I prefer this version to using the vertical side of a preacher bench. With the cable version, you can sit in the seat and use the bench in the way it was intended. When you use the vertical side of a bench with a barbell, you have to find a way to anchor yourself because there’s usually no seat.
Another feature of this version is that you still get a lot of tension at the top of the movement. So, when your forearm is vertical, you’re still working hard to counteract the weight. This is great for squeezing the biceps. If you’re a physique competitor and you have to squeeze your biceps, then this will help you get used to flexing hard in the fully contracted position and accustom you to the discomfort.
The eagle-eyed among you may have noticed that in our previous blog on the top 5 biceps exercises, we didn’t mention the cable preacher curl.

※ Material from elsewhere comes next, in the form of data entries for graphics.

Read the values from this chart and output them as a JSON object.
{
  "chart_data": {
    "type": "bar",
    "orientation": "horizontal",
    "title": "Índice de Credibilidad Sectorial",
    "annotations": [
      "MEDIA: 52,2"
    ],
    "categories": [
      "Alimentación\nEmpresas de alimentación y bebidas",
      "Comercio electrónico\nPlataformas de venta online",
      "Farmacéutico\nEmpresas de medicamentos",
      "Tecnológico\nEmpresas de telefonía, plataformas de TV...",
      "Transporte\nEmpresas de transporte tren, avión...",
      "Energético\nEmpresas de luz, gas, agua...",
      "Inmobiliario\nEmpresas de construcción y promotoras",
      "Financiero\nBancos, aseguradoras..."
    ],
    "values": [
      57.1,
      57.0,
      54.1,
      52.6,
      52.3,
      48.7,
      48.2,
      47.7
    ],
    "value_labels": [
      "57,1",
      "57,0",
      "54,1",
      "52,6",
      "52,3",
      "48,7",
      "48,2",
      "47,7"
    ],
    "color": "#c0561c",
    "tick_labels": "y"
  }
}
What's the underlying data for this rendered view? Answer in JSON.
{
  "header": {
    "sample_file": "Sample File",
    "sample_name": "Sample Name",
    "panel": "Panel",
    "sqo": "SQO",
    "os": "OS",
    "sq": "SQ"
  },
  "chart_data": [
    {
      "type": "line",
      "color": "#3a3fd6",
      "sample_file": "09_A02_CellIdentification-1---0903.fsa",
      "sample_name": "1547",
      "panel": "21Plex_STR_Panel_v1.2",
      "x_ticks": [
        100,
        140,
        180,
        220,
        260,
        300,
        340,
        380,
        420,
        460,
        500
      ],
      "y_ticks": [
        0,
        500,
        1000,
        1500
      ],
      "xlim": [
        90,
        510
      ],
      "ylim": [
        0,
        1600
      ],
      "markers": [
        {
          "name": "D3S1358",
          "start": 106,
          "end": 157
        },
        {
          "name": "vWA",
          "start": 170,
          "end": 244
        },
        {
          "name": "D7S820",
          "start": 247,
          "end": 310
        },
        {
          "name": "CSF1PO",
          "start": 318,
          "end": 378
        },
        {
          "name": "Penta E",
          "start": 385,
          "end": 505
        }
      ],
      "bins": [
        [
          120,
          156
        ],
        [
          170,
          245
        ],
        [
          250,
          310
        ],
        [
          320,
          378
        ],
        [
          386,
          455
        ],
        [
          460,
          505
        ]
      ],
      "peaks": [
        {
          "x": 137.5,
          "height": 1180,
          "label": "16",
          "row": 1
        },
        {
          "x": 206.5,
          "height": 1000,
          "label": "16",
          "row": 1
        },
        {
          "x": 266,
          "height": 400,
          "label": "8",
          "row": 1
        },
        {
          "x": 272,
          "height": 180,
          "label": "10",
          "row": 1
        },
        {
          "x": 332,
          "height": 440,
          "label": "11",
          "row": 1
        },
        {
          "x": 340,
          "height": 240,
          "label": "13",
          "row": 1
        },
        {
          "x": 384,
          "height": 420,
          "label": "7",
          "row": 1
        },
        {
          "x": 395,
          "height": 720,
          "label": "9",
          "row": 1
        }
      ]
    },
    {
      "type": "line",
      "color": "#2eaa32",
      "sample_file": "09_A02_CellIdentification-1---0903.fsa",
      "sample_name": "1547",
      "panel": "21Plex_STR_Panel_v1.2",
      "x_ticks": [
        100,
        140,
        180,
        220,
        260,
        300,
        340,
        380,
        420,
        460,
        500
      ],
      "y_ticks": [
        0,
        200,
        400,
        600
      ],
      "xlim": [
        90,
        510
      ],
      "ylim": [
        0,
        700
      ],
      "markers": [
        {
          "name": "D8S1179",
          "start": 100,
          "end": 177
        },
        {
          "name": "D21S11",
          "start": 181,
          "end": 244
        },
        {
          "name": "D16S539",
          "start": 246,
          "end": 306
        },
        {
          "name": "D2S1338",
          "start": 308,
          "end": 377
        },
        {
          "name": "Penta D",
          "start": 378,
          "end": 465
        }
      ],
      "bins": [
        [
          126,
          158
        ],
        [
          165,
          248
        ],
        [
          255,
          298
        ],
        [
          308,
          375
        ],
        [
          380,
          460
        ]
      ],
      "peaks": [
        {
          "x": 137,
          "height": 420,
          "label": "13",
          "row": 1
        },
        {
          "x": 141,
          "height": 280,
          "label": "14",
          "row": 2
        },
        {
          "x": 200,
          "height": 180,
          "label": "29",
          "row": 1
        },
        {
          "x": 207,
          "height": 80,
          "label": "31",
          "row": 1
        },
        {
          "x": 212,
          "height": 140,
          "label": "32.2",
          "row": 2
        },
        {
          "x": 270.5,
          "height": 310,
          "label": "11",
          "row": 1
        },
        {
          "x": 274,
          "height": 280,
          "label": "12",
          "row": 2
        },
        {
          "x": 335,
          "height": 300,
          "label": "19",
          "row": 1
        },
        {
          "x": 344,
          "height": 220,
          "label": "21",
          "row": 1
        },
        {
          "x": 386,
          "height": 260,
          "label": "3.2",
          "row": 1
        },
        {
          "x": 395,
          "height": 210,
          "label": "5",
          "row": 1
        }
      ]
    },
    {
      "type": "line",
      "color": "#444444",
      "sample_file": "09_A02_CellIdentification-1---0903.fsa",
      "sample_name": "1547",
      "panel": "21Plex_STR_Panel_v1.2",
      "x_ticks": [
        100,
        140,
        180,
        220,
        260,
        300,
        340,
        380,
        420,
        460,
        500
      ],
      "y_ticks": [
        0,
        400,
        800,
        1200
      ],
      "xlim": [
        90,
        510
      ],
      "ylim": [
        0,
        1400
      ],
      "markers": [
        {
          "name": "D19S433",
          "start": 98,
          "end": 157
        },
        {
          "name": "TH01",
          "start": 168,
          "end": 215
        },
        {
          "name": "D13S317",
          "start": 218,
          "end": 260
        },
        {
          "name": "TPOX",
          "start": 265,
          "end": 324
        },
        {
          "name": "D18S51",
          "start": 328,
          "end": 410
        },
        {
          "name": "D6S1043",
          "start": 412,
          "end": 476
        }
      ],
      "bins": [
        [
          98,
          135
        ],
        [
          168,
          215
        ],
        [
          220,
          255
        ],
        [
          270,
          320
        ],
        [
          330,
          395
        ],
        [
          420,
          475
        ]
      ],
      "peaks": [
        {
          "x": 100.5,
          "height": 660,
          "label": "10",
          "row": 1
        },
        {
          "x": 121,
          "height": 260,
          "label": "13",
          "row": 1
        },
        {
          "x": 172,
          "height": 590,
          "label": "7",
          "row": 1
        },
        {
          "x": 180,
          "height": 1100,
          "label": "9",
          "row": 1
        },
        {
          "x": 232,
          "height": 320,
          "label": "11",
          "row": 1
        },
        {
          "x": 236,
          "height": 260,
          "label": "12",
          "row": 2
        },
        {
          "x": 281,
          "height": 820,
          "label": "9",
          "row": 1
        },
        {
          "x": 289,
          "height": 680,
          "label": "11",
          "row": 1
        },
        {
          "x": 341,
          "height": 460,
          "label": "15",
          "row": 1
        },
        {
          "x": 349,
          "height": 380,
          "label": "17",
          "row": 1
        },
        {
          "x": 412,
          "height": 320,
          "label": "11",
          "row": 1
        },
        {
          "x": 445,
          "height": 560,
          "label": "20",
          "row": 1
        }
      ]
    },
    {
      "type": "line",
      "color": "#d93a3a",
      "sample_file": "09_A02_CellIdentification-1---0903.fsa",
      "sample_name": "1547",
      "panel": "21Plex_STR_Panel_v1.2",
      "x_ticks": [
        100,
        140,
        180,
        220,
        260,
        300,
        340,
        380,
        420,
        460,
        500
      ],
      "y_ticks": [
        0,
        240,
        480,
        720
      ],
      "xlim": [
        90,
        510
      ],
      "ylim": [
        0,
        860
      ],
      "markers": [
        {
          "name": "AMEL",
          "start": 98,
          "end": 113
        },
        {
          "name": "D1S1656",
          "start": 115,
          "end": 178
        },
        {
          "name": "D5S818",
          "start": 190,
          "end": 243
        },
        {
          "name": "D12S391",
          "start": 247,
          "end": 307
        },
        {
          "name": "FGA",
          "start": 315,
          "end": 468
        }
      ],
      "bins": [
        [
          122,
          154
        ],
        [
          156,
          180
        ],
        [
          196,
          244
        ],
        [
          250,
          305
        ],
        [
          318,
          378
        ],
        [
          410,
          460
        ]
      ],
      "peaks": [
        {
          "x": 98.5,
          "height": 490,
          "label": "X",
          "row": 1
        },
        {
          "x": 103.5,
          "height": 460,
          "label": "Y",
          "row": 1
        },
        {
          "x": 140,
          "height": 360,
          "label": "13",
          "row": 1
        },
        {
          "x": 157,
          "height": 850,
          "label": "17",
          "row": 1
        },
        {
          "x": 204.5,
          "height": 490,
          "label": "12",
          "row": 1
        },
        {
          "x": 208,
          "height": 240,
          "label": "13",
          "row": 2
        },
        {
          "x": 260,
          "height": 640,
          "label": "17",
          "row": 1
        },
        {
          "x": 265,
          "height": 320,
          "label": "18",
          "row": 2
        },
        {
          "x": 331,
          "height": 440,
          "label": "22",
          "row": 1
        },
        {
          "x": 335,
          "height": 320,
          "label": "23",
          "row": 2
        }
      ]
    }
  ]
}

That’s because the ‘top 5’ series also tried to choose accessible exercises. Almost all gyms will have a preacher bench but in very few will you be able to move that in front of the cable stack. This article ignores accessibility and looks purely at effectiveness.
So, my recommendation for the most effective biceps exercise is the cable preacher curl. It’s a no-cheat exercise, enables 100% focus on the target muscle and is biomechanically optimal for the most effective muscle adaptations. That means growth – if you want big guns, do cable preacher curls.